Happy Anniversary to me! It’s been one year today that I began the Michael Thurmond 6 Week Body Makeover. I’m 45lbs less than I was a year ago at this time. My blood pressure has gone down. I joined a gym in February and that’s been the best $30 monthly investment. I’ve upped my vitamin and water intake, much to the pleasure of my cardiologist. My wardrobe choices have expanded while my waistline hasn’t.
I got out of bed that first morning, prepared to take on the day. Like an NFL player preparing to take the field, I tackled my first breakfast with determination. I was going to be healthy! I was going to shed this weight! I was going to be hungry the entire time. So didn’t see that coming.
The first week of my new plan was awful after that initial burst of resolve. There was no talk in the Thurmond books about side effects. By getting rid of the unhealthy items I’d been consuming, my body was flushing things out and I was left feeling lethargic, with flu-like symptoms. My auntie Candi, who was also following the meal plan, had the same problem. I truly thought I was getting sick so I sent myself home that day from work. The headaches and achiness lasted about three days. The hunger felt like it was never satiated. That’s what happens when you stretch your stomach to accommodate large portions of food. By Friday I stood in my friend Jennifer’s office practically in tears because I felt so out of sorts. Did I mention Jennifer’s the owner of a great little baking business called Southern Flour? I was a member of her test group for new recipes. Oh how I coveted that position. Oh how I yearned for a metabolism to keep pace with my gluttony.

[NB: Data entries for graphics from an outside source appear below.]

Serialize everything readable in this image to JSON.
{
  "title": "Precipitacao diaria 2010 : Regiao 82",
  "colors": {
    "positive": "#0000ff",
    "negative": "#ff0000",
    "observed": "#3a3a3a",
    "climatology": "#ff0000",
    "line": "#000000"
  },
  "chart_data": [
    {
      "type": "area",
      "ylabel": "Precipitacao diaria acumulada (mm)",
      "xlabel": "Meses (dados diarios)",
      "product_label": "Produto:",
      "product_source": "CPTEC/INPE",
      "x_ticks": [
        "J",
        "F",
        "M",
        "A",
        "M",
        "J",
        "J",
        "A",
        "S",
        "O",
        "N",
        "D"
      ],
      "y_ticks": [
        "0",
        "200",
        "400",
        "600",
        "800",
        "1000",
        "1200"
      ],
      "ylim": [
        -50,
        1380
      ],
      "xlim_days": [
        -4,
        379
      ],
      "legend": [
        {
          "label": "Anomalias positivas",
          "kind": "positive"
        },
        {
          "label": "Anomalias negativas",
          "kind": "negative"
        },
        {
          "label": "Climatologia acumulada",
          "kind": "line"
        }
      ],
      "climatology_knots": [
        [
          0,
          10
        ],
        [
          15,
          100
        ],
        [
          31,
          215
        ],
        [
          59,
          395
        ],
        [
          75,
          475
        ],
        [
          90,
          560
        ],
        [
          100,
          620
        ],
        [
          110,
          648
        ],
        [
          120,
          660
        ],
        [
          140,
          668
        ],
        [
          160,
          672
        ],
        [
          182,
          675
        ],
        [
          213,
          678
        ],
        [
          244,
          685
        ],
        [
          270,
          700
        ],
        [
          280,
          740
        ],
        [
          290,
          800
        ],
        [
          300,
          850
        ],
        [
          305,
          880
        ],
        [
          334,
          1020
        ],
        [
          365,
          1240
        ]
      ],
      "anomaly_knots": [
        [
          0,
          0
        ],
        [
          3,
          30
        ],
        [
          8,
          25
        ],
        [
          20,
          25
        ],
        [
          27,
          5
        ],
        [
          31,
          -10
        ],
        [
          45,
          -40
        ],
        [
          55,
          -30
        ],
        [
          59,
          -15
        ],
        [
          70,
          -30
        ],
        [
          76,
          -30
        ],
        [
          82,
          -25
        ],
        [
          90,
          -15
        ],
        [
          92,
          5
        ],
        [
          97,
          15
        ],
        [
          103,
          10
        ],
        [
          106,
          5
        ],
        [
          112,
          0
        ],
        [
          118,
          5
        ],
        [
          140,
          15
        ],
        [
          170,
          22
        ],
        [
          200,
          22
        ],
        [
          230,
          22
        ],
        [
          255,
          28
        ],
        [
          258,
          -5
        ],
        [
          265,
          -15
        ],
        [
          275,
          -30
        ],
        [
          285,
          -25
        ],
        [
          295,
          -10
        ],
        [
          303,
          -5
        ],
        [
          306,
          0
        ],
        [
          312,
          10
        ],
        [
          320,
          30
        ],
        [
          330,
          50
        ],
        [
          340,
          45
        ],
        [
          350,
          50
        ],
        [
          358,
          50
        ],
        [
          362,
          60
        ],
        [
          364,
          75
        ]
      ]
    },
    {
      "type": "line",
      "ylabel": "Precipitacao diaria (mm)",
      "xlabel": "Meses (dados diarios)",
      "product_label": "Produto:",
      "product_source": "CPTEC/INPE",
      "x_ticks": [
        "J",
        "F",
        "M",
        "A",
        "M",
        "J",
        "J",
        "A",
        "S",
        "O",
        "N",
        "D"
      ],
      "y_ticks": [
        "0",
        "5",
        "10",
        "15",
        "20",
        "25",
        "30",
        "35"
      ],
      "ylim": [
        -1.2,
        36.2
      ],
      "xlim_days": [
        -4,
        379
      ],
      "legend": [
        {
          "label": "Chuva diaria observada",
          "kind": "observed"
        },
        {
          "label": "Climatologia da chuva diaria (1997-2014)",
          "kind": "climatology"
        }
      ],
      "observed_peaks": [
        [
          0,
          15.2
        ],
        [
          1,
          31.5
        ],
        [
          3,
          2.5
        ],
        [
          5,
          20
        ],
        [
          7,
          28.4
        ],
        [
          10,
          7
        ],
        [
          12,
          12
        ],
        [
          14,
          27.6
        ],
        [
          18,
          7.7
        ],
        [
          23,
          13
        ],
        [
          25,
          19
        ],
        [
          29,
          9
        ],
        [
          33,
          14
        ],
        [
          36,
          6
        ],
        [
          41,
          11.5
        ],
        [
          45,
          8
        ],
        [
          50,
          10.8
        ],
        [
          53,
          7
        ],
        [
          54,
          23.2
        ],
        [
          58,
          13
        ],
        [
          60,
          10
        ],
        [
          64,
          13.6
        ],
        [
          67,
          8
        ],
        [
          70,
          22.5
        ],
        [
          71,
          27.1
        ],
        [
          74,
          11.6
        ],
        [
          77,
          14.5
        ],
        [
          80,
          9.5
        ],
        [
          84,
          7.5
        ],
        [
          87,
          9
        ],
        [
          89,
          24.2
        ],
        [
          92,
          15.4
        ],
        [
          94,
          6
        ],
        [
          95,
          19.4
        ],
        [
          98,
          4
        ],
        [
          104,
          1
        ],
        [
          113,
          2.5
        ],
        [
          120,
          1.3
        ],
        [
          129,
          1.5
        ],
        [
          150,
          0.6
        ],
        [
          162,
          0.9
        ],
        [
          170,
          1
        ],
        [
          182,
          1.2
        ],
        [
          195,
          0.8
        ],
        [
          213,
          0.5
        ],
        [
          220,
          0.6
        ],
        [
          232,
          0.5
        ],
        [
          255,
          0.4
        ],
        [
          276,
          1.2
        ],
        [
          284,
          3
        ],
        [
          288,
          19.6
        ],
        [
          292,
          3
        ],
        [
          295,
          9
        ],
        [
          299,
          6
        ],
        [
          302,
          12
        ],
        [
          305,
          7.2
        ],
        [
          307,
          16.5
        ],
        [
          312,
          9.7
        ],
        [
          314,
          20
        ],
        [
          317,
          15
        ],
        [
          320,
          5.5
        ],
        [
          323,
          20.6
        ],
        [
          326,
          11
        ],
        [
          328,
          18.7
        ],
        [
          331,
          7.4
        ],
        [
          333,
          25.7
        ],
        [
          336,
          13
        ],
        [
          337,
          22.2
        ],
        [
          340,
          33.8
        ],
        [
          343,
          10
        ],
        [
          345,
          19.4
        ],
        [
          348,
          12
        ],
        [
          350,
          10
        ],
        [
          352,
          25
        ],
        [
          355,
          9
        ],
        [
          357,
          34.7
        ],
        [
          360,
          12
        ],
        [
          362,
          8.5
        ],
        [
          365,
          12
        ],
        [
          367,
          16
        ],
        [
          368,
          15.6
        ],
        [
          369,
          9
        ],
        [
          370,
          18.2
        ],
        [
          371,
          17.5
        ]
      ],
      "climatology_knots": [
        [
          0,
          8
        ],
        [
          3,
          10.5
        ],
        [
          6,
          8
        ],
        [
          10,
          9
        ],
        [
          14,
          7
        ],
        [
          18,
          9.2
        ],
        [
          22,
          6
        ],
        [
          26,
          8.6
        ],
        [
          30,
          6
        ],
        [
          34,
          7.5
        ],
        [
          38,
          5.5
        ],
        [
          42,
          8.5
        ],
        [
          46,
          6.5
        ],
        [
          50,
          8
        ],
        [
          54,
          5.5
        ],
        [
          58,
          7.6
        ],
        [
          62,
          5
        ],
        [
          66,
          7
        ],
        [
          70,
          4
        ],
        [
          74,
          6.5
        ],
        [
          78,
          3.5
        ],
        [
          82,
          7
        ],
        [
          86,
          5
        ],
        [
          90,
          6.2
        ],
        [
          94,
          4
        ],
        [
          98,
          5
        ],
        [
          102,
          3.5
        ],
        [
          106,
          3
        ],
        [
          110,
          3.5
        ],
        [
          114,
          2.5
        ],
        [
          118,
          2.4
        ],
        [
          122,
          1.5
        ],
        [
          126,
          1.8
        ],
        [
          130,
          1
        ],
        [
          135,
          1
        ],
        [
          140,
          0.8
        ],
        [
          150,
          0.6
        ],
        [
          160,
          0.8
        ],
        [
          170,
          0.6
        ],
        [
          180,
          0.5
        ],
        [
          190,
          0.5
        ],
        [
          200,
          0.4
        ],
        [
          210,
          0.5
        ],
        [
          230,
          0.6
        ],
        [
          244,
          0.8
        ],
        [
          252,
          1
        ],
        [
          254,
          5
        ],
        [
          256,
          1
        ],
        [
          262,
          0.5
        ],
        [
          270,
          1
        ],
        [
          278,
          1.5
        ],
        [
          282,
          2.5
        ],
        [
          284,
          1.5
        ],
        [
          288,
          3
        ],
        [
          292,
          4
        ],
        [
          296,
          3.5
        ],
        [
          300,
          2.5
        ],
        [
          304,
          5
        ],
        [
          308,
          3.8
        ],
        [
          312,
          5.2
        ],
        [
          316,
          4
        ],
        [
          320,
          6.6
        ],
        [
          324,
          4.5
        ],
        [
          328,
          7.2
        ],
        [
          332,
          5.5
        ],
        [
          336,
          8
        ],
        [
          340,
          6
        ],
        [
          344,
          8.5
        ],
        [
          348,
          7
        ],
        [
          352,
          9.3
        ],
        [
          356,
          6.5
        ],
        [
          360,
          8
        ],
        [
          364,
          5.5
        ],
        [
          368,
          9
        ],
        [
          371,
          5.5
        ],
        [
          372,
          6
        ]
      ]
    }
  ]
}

I’ve no clue what drug addiction feels like but I couldn’t stop thinking about sugar. I’d have dreams about ice cream sundaes which I don’t care for. I found myself talking back to television commercials, especially Papa John’s because their pizza was my heroin. Cookies and cupcakes from Southern Flour were in the back of my mind. Fortunately for me, Jennifer was supportive, told me she was so proud of me and never once offered me any of her yummy treats.
Reflecting on that first week now makes me smile. The first weekend without fried foods wasn’t pleasant. Who wants grilled tilapia and steamed broccoli when its football season and nachos are available? I was such a hermit that first week, indeed that first month. I needed to learn new habits, stop the vicious cycle of eating for comfort, to alleviate boredom. That first weekend I cleaned like a meth addict on a binge. I was up early, the shaking had stopped but I still couldn’t have coffee. Ok coffee was ok but no dairy products allowed at first. I hate the flavor of black coffee so I was drinking all sorts of teas. One more cup of steaming Early Grey and I was going to start talking like a Harry Potter character.
But then day six arrived. Ah, day six. I woke up and for the first time since my mid-twenties, there was no swelling in my calves. I felt lighter, buoyant, even! I got dressed for work and was pleased that my pants were a bit loose at the waist. My shoes fit better too. Day six will be firmly in my consciousness for years to come because it was the moment I realized I finally found an eating plan that wasn’t a fad, that I could maintain, albeit not always happily, and was finally on solid footing for weight loss.
On this one year anniverary I got up and admired my toned calves and look forward to slipping into my new slacks. The replacement pair because my old ones are three sizes too big.
Today's lie: weight loss wasn't at all difficult or worth it.
Happy Anniversary April! You have done wonderfully and you look marvelous Dahling! Keep up the good work!